Fewer loops in hardware development
As an example, a secure manufacturing domain was implemented for the connector at S.I.E. Markus Linnemann of Secunet Security Networks comments: “Due to the history of the company, we already had very deep knowledge in the certification of highly secure development and delivery processes. Being able to pass on this knowledge easily and effectively to our partners through the newly created communication structures was an important success factor.” This step enabled S.I.E.’s Common Criteria certification by the BSI to be achieved much faster and with fewer problems at the first attempt.
In addition, the matrix communication in the form of the expert calls paid off by significantly reducing the number of loops in hardware development, which also saved resources and led to bringing the product to market faster.

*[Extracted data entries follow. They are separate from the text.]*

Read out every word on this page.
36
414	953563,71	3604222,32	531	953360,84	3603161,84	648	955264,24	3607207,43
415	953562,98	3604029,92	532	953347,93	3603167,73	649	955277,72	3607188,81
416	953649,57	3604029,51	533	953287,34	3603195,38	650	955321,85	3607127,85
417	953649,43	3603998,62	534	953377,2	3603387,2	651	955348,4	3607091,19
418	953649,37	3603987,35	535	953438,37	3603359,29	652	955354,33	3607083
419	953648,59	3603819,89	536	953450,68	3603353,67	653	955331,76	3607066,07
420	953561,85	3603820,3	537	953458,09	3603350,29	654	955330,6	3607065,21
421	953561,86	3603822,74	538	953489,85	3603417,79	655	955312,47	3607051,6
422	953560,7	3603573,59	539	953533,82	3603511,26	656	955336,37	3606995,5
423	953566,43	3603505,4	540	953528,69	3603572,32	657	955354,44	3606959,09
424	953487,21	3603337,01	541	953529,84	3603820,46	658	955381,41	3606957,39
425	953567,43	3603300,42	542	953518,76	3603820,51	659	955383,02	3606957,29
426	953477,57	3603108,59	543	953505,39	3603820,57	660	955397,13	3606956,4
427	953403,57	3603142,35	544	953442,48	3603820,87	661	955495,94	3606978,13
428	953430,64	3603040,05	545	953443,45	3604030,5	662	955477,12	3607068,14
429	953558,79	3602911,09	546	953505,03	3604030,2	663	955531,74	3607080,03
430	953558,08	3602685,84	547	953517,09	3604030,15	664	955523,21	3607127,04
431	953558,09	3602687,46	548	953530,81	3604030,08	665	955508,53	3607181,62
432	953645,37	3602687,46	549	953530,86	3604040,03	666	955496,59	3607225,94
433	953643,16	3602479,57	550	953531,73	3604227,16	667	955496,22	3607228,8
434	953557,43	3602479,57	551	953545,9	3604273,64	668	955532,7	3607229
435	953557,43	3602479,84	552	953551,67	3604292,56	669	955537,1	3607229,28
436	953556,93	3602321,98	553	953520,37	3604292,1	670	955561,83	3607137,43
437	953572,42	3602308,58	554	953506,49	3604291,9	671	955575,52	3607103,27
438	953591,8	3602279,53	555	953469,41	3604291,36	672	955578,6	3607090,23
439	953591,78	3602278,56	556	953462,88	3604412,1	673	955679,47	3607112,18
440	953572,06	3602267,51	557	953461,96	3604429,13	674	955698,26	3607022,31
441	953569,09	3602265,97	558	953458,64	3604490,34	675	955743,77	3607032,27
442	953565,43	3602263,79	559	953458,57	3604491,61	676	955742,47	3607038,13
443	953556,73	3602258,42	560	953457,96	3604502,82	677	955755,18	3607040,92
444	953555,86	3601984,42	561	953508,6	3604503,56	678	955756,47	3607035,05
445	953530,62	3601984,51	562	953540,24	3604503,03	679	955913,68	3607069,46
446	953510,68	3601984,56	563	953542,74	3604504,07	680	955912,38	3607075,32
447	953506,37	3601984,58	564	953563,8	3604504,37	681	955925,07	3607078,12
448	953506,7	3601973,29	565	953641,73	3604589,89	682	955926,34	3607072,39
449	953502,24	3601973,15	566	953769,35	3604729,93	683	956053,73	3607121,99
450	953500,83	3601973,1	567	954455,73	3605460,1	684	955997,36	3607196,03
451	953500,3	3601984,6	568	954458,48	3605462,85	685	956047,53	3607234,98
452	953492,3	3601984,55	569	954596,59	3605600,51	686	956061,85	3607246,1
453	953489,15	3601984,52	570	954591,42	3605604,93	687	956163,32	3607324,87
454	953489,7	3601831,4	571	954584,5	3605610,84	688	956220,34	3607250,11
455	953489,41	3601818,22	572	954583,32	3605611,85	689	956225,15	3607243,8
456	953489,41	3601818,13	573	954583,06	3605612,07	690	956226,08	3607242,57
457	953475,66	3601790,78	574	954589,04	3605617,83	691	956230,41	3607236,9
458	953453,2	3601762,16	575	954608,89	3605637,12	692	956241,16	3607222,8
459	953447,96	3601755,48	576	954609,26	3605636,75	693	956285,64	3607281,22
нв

Over 45,000 connectors sold
However, a product or service only ever becomes a real success through the actual behavior of the market. After market launch, over 45,000 connectors have already been sold to date and a correspondingly large number of practices have been connected to the telematics infrastructure. Tests and surveys confirm the success of the development and give hope for the future development of the medical technology sector itself. Even at this early stage, the companies are planning to build on the success of the connector by developing a version for the hospital infrastructure.
“The connection of hospitals and other professional groups and institutions involved in medical care via a standardized interface technology, based on the devices already developed, is subsequently a logical next step,” says Josef Krojer in this regard. “Together with Secunet and the entire development network, we have created a basis in recent years to efficiently move from an abstract idea for digitalization in the regulatory demanding medical technology industry to a resilient roadmap of implementation.”
From security to production to logistics
The example of the Secunet connector and the approach of the network of companies involved shows the way forward for development projects in the medical technology industry. Above all, it provides insights and foreshadowing of how digitalization is actually progressing in highly sensitive environments and industries. New collaborative development processes, more open communication channels based on partnership, and a shared understanding of the goals of entire networks of specialists – from security to production to logistics – are necessary from the outset in order to achieve and drive forward the major common goal for digitalization.
Accordingly, the transformation itself takes place not only systemically and technically, but above all also in terms of corporate culture. These changes and the setting of the course, which – as can be seen in the example of the connector and the telematics infrastructure – are already in full swing, open up new paths and opportunities – on the way to medical technology 4.0.